47. Editorial Note
On April 21, 1971, Wayne Smith of the National Security Council staff wrote President’s Assistant for National Security Affairs Kissinger: “AVerification Panel meeting on mutual and balanced force reductions in Europe is scheduled for Friday, April 23, 1971, at 3:00 p.m. The meeting will focus on two broad problems:
- “—The desirability of choosing now a basic approach to MBFR for further development and, if so, either the ‘military’ approach sponsored by DOD or the ‘political’ approach advanced by State;
- “—The position on MBFR to be taken by the U.S. in NATO and the probable NATO consensus with the Warsaw Pact. The basic issue here is whether or not the U.S. wants to go along with a ‘political’ approach to MBFR (see below) and, if not, what steps need to be taken to protect our options.”
Smith wrote that the new evaluation report on MBFR “represents a substantial extension and refinement of our earlier work arising out of the November 23 Verification Panel meeting.” He continued: “Given these improvements in our analytical approach, I believe that this report represents a comprehensive and basically sound evaluation of the full spectrum of possible MBFR agreements including both the asymmetrical and mixed package options that you found interesting. As you would suspect, however, there are some strong bureaucratic differences on the MBFR approaches outlined and their evaluation.” He noted: “State/ACDA are wholeheartedly committed to a ‘political’ approach involving small symmetrical reductions designed for ease of negotiability. They probably will press at the meeting for a decision on an approach. DOD, particularly the JCS, are more interested in ‘military’ approaches emphasizing assistance [asymmetrical?] or mixed reduction packages.” Smith summarized: “Thus, there are very strong and well-established differences of views within the bureaucracy on MBFR that will, I believe, be surfaced at the meeting. Given the strong momentum in NATO for proceeding with a ‘political’ approach to MBFR, similar to that sponsored by State, I think that there is a real danger that we will be locked into an MBFR position in NATO that may not be consistent with the President’s wishes unless some action is taken. Your choices are:
- “—To let State and our Allies proceed but be prepared to act forcefully if and when action becomes necessary, i.e., after a Berlin agreement or initiation of CES.
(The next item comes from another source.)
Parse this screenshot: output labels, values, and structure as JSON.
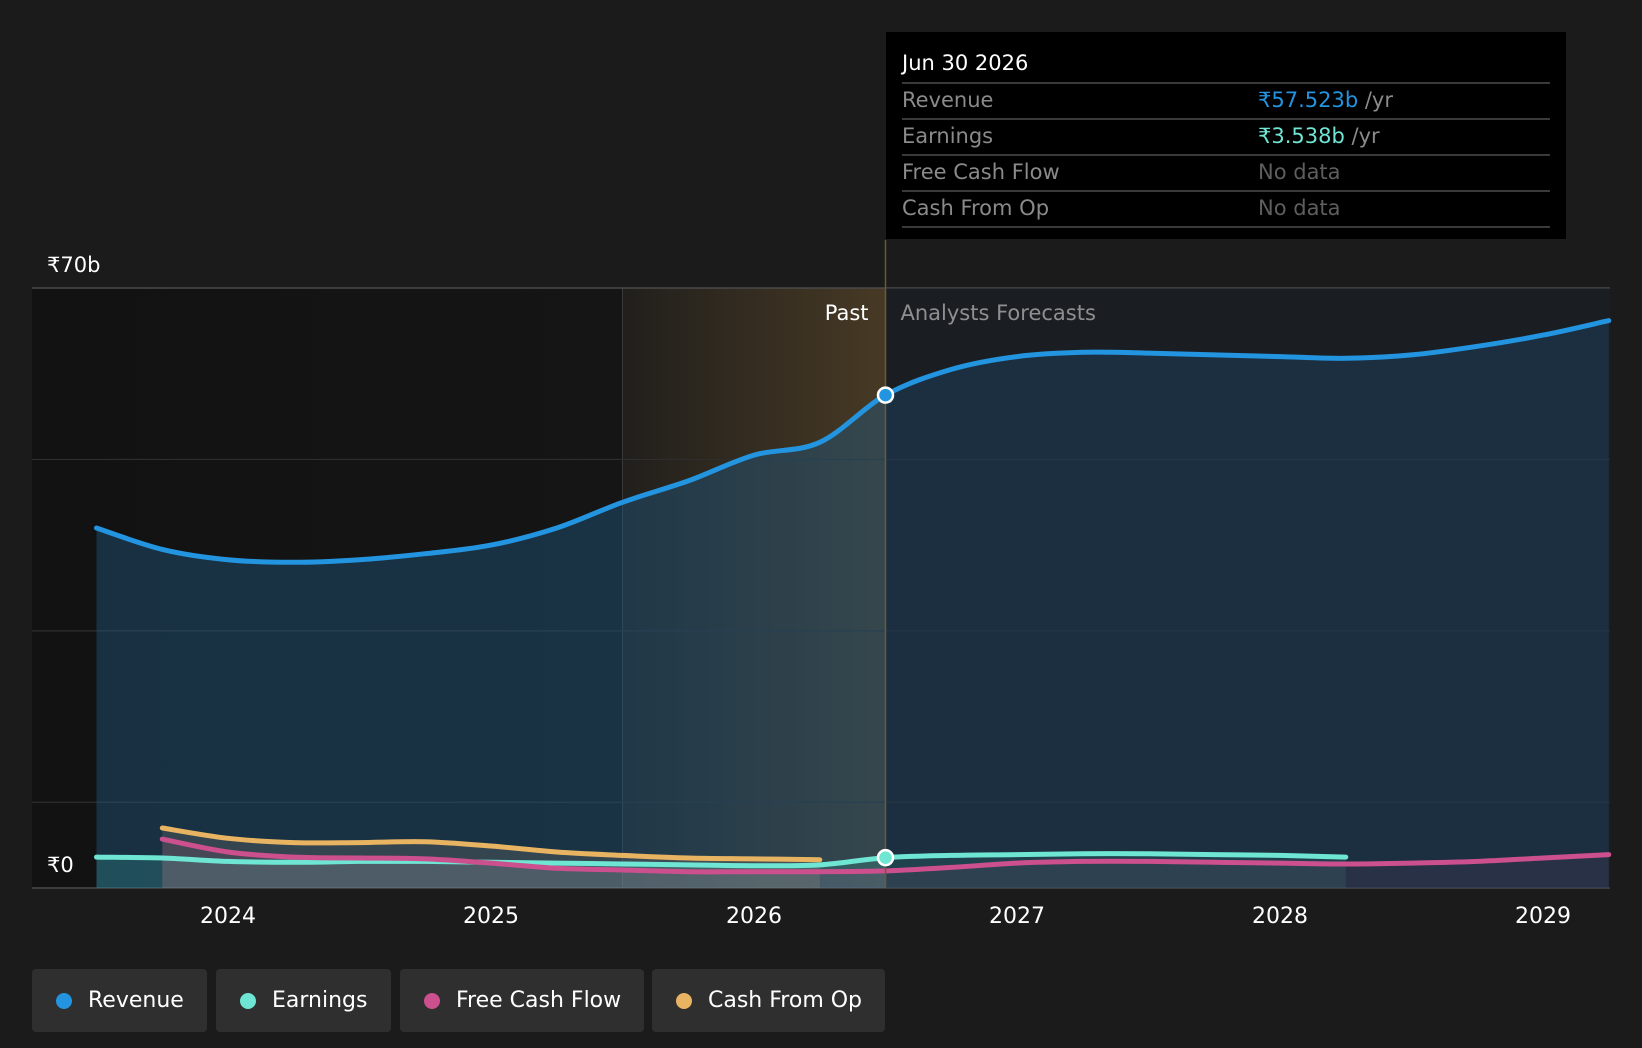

- “—To attempt to exercise leadership over the NATO MBFR effort to maintain Alliance flexibility. Since our evaluation of the security problems involved is better than the Alliance’s, its transmission to NATO could reopen the issue along the substantive lines we support.
- “Clearly, the first alternative—continued State leadership—should be avoided, and both Hal Sonnenfeldt and I feel it may be desirable to go further than in the past in exercising active leadership over the NATO MBFR effort while preparing a more detailed formulation of 3–5 most reasonable MBFR packages.” (National Archives, Nixon Presidential Materials, NSC Institutional Files (H-Files), Box H–008, Verification Panel Meeting, MBFR, 4/23/71)
- The minutes of the Verification Panel meeting, April 23, include the following “summary of conclusions”:
- “The Working Group would make a new analysis of the comparative impact of reductions, assuming a lag [less than 1 line not declassified] in NATO mobilization;
- “The Working Group will try to answer some of the questions raised in this meeting in terms of some specific options: e.g., two types of symmetrical reductions; two types of asymmetrical reductions, including common ceilings; and one or two mixed packages. These options should include the collateral restraints that would be required to overcome disadvantages to the NATO forces. They should also include consideration of our nuclear weapons.
- “The Working Group will prepare a sanitized version of the
current IG paper for transmission
to the North Atlantic Council.” (Ibid., Box H–107, Verification
Panel Minutes, Originals, 1969–3/8/72) The full text of the
meeting minutes is scheduled for publication in
Foreign Relations, 1969–1976, volume XLI, Western Europe; NATO, 1969–1972. The IG paper or evaluation report, “Mutual and Balanced Force Reductions Between NATO and the Warsaw Pact,” April 12, was prepared by the working group constituted after the November 23, 1970, Senior Review Group meeting (See Document 39). A copy is in National Archives, Nixon Presidential Materials, NSC Files, Box 482, President’s Trip Files, MBFR/CSCE Backup Book, Part I.